E quel qualcuno non poteva che essere Bruno, per me.
Dopo...
Eravamo io, lui e il mio letto ad una piazza e mezzo -non era affatto scomodo, tutt'altro.
Bruno disegnava piccoli cerchi immaginari sul mio braccio, mentre io me ne stavo in silenzio, pensando a...non ricordo cosa.
Forse a quant'era stato bello. Woah.
«Antonella?», mi chiamò.
Alzai lo sguardo ed incontrai i suoi occhi smeraldini. «Come stai?», chiese.
«Bene, benissimo, mai stata meglio. Sono felicissima, tu?», domandai a mia volta, mostrando un sorriso a trentadue denti.
Ricambiò anche lui il mio sorriso. «Ero preoccupato di averti fatto male, ma visto che dici che stai bene, sto fantasticamente anch'io.», mi baciò per una frazione di secondo.

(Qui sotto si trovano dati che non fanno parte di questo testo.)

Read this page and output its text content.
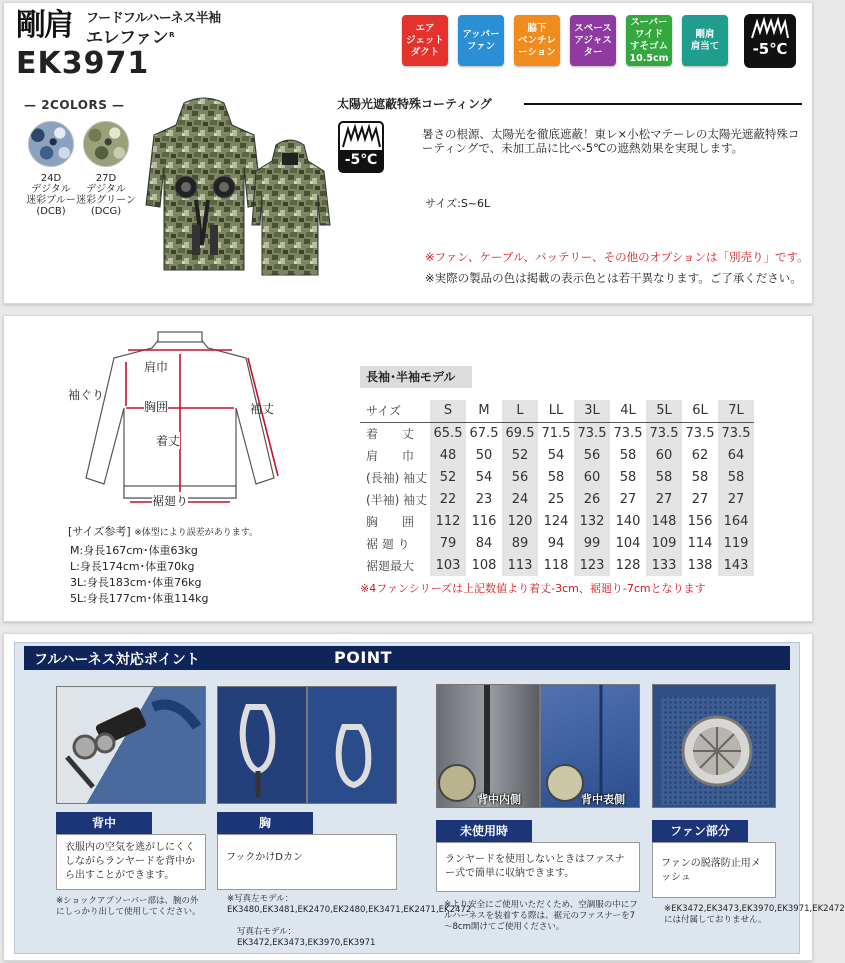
剛肩 フードフルハーネス半袖
エレファン$^R$
EK3971
エア
ジェット
ダクト
アッパー
ファン
脇下
ベンチレ
ーション
スペース
アジャス
ター
スーパー
ワイド
すそゴム
10.5cm
剛肩
肩当て	-5℃
— 2COLORS —
24D
デジタル
迷彩ブルー
(DCB)
27D
デジタル
迷彩グリーン
(DCG)
太陽光遮蔽特殊コーティング
-5℃
暑さの根源、太陽光を徹底遮蔽！東レ×小松マテーレの太陽光遮蔽特殊コーティングで、未加工品に比べ-5℃の遮熱効果を実現します。
サイズ:S~6L
※ファン、ケーブル、バッテリー、その他のオプションは「別売り」です。
※実際の製品の色は掲載の表示色とは若干異なります。ご了承ください。
肩巾
袖ぐり
袖丈
胸囲
着丈
裾廻り
[サイズ参考] ※体型により誤差があります。
M:身長167cm･体重63kg
L:身長174cm･体重70kg
3L:身長183cm･体重76kg
5L:身長177cm･体重114kg
長袖･半袖モデル
サイズ	S	M	L	LL	3L	4L	5L	6L	7L
着　　丈	65.5	67.5	69.5	71.5	73.5	73.5	73.5	73.5	73.5
肩　　巾	48	50	52	54	56	58	60	62	64
(長袖) 袖丈	52	54	56	58	60	58	58	58	58
(半袖) 袖丈	22	23	24	25	26	27	27	27	27
胸　　囲	112	116	120	124	132	140	148	156	164
裾 廻 り	79	84	89	94	99	104	109	114	119
裾廻最大	103	108	113	118	123	128	133	138	143
※4ファンシリーズは上記数値より着丈-3cm、裾廻り-7cmとなります
フルハーネス対応ポイント	POINT
背中内側	背中表側
背中
衣服内の空気を逃がしにくくしながらランヤードを背中から出すことができます。
※ショックアブソーバー部は、腕の外にしっかり出して使用してください。
胸
フックかけDカン
※写真左モデル：EK3480,EK3481,EK2470,EK2480,EK3471,EK2471,EK2472
写真右モデル：EK3472,EK3473,EK3970,EK3971
未使用時
ランヤードを使用しないときはファスナー式で簡単に収納できます。
※より安全にご使用いただくため、空調服の中にフルハーネスを装着する際は、裾元のファスナーを7～8cm開けてご使用ください。
ファン部分
ファンの脱落防止用メッシュ
※EK3472,EK3473,EK3970,EK3971,EK2472には付属しておりません。
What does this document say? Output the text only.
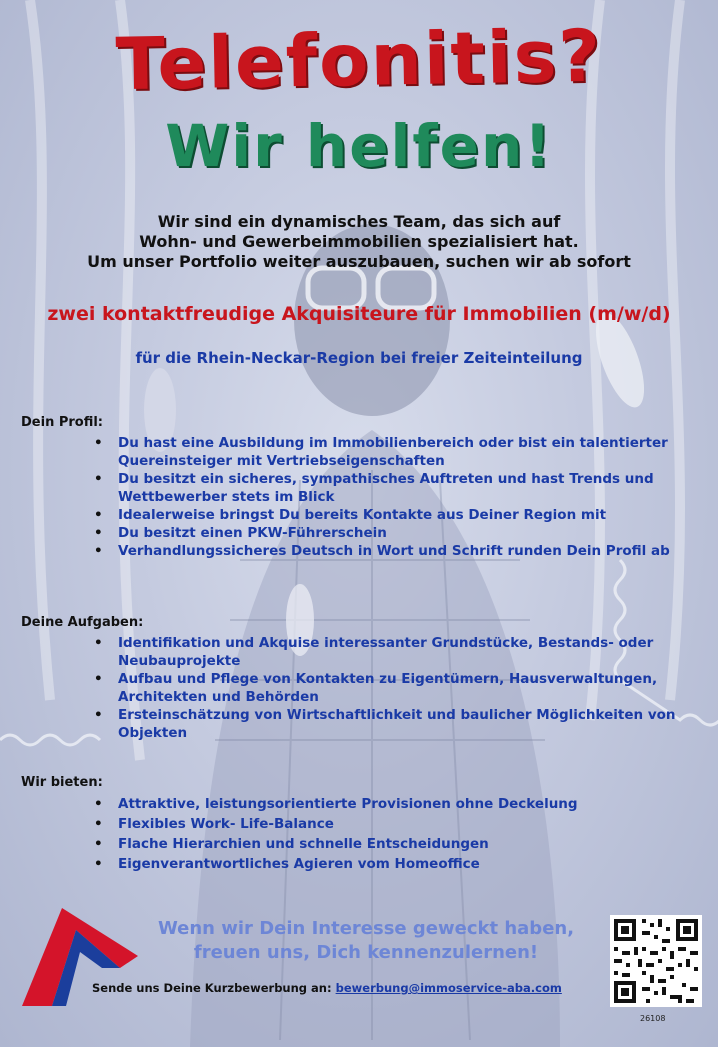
Telefonitis?
Wir helfen!
Wir sind ein dynamisches Team, das sich auf
Wohn- und Gewerbeimmobilien spezialisiert hat.
Um unser Portfolio weiter auszubauen, suchen wir ab sofort
zwei kontaktfreudige Akquisiteure für Immobilien (m/w/d)
für die Rhein-Neckar-Region bei freier Zeiteinteilung
Dein Profil:
• Du hast eine Ausbildung im Immobilienbereich oder bist ein talentierter Quereinsteiger mit Vertriebseigenschaften
• Du besitzt ein sicheres, sympathisches Auftreten und hast Trends und Wettbewerber stets im Blick
• Idealerweise bringst Du bereits Kontakte aus Deiner Region mit
• Du besitzt einen PKW-Führerschein
• Verhandlungssicheres Deutsch in Wort und Schrift runden Dein Profil ab
Deine Aufgaben:
• Identifikation und Akquise interessanter Grundstücke, Bestands- oder Neubauprojekte
• Aufbau und Pflege von Kontakten zu Eigentümern, Hausverwaltungen, Architekten und Behörden
• Ersteinschätzung von Wirtschaftlichkeit und baulicher Möglichkeiten von Objekten
Wir bieten:
• Attraktive, leistungsorientierte Provisionen ohne Deckelung
• Flexibles Work- Life-Balance
• Flache Hierarchien und schnelle Entscheidungen
• Eigenverantwortliches Agieren vom Homeoffice
Wenn wir Dein Interesse geweckt haben,
freuen uns, Dich kennenzulernen!
Sende uns Deine Kurzbewerbung an: bewerbung@immoservice-aba.com
26108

Ogni bacio mi sembrava sempre troppo corto; forse ero insaziabile.
«Hai mai pensato al nostro futuro?», chiesi all'improvviso.
«No, sinceramente. Preferisco vivere il presente. Tu, qualche programmino speciale?», sorrise.
«Mh, sì. Ci vedo sposati, in una villa a due piani e con due bambini. Un maschietto ed una femminuccia.», risposi.
«Come li chiameremo?», domandò, baciandomi l'incavo della spalla.
«Non so. A me per il maschietto piace il nome Juan, ma per la bimba non ne ho idea...».
Lo guardai. «Se avremo una femminuccia la chiameremo Sophia, come mia madre.», mormorò con voce roca.
Aveva gli occhi lucidi. Ricordai che sua madre era morta qualche mese prima e Bruno ne aveva sofferto tantissimo. Per stare con me non era potuto rientrare in Spagna, ma non mi aveva detto nulla, perché non voleva lasciarmi sola.
Mi strinsi a lui, commovendomi. «Sì, Sophia Molina. Suona splendidamente. La nostra Sophia.», sussurrai.
Si tranquillizzò. «Sto bene, non preoccuparti.», cercò di farmi un sorriso.
«L'importante è stare insieme sempre, non trovi, amore mio? Dopotutto è la nostra promessa.».
Lui annuì. «Come dice il tuo ciondolo. Oh, a proposito, ce l'hai ancora addosso.», notò, giocherellando con l'infinito.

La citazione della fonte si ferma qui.